Philippine scientists say they have discovered that the slopes of the country’s Mayon volcano contain bacterial species that show potential antibiotic and anti-colorectal cancer properties. Kristel Mae Oliveros and colleagues from the University of the Philippines Los Baños say the most promising of 30 bacteria found in the volcanic soil really caught their attention. “Streptomyces sp. A1-08 stood out because it has shown antagonistic effects on all test microorganisms and the methicillin-resistant Staphylococcus aureus, or simply MRSA,” they said in a statement.
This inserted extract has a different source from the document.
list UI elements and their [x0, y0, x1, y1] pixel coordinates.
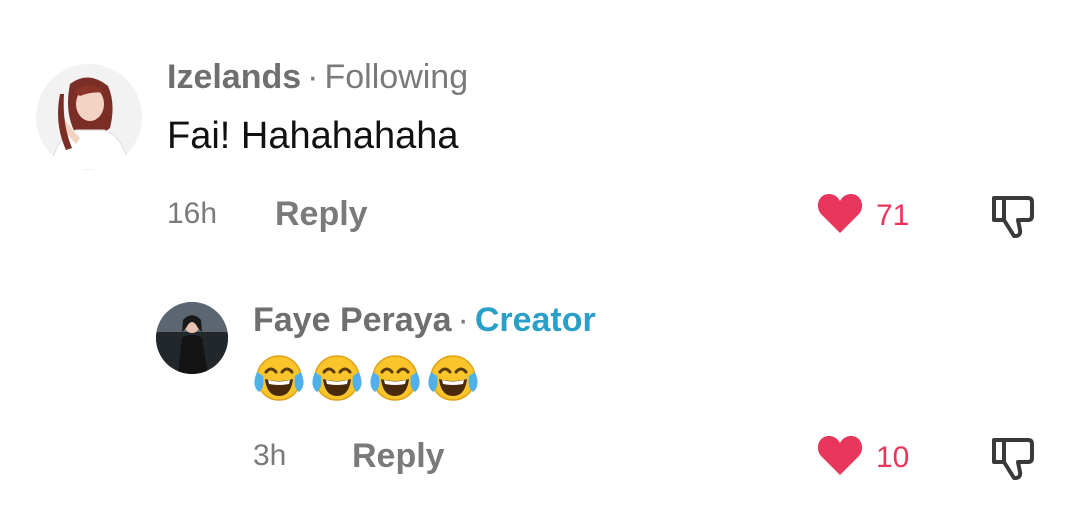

Should the researchers confirm it to be a new bacterial species, they will rename it Streptomyces mayonensis A1-08, after the volcano.

Climate Perils

New studies find that Earth will suffer a growing number of devastating floods and deadly heat waves. Chinese and UK scientists say that unless greenhouse gas emissions are significantly curbed, wet regions such as the tropics and areas with monsoons will not only get wetter, but they will also swing widely between wet and dry. More frequently stalled weather patterns will bring prolonged periods of heavy rain and their resulting flood disasters, such as those this summer in China and Western Europe.  The stalled patterns will create more frequent “heat domes,” such as those triggering firestorms in western North America and southeastern Europe this summer.

Earthquakes

A strong temblor damaged buildings in northwestern Peru.

• Earth movements were also felt in New Zealand’s lower North Island, eastern Japan, northern Pakistan and eastern Afghanistan, Kuwait, Turkey’s Aegean islands, northeastern Morocco and east-central Wyoming.